Шепота затягиваются, терпение натягивается — и лопается. Встаю — и, сухо:

— Что ж, берете или не берете?

— Вот, коли деньгами бы — тогда б еще можно. А то сама посуди, какой наш достаток?

Сгребаю свой (три куска мыла, пачка спичек, десять аршин сатину), затыкаю палочкой корзинку.

В дверях: «Счастливо!»

Двадцать шагов. Босые ноги вдогон.

— Купчиха, а купчиха?

Не останавливаясь:

— Ну?

— Хочешь семь хвунтов?

— Нет.

И дальше, пропустив от ярости пять изб, — в шестую.

* * *

Бывает и по-другому: сговорились, отсыпано, выложено и — в последнюю секунду: «А Бог тебя знает, откудова ты.
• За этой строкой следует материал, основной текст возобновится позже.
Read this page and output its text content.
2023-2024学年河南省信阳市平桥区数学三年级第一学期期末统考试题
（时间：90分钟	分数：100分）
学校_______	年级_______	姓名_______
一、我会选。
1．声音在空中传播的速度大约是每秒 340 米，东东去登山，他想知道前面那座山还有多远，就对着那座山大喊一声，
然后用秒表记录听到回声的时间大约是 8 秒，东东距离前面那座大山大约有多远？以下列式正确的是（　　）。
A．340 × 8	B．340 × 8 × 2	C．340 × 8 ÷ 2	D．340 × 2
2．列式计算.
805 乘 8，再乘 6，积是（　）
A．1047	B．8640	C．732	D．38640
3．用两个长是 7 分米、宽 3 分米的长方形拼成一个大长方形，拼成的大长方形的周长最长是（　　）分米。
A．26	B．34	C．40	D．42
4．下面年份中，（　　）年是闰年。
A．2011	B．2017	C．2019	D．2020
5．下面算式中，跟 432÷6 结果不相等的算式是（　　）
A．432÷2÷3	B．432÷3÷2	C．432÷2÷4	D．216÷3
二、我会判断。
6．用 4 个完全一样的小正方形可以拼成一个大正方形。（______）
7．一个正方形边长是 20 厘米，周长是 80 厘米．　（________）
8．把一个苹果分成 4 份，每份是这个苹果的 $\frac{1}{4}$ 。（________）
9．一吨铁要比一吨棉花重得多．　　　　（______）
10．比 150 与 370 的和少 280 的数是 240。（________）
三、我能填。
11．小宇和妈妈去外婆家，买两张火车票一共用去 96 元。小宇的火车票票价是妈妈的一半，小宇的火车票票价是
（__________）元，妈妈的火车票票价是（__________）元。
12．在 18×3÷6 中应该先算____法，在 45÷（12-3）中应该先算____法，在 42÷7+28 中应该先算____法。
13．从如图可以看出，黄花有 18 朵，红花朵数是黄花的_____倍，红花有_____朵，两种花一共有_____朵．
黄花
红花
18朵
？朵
Еще беды с тобой наживешь! И волоса стриженые… Иди себе подобру да поздорову… И ситца твоего не нужно»…

А бывает и так еще:

— Ты, вишь, московка, невнятная тебе наша жизнь. Думаешь, нам все даром дается? Да вот это-то пшано, что оно на нас — дождем с неба падает? Поживи в деревне, поработай нашу работу, тогда узнаешь. Вы, москвичи, счастливее, вам все от начальства идет. Ситец-то, чай, тоже даровой?

…Подари-ка нам коробок спиц, чтобы чем тебя, пришлую, помянуть было.

* * *

И даю, конечно. Из высокомерия, из брезгливости, так, как Христос не велел давать: прямой дорогой в ад — даю!

* * *

За возглас: «курочки ня нясутся!» готова передушить не только всех их кур, но их самих — всех! — до десятого колена. (Другого ответа не слышу).

* * *

Базар. Юбки — поросята — тыквы — петухи. Примиряющая и очаровывающая красота женских лиц. Все черноглазы и все в ожерельях.

Покупаю три деревянных игрушечных бабы, вцепляюсь в какую-то живую бабу, торгую у нее нашейный темный, колесами, янтарь, и ухожу с ней с базару — ни с чем. Дорогой узнаю, что она «на Казанской погуляла с солдатом» — и вот… Ждет, конечно. Как вся Россия, впрочем.

Дома. Возмущение хозяйки янтарем. Мое одиночество. На станцию за кипятком, девки: — «Барышня янтарь надела! Страм-то! Страм!»

* * *

Мытье пола у хамки.

— Еще лужу подотрите! Повесьте шляпку! Да вы не так! По половицам надо! Разве в Москве у вас другая манера? А я, знаете, совсем не могу мыть пола, — знаете: поясница болит! Вы наверное с детства привыкли?

Молча глотаю слезы.

* * *

Вечером из-под меня выдергивают стул, ем свои два яйца без хлеба (на реквизиционном пункте, в Тамбовской губ<ернии>!)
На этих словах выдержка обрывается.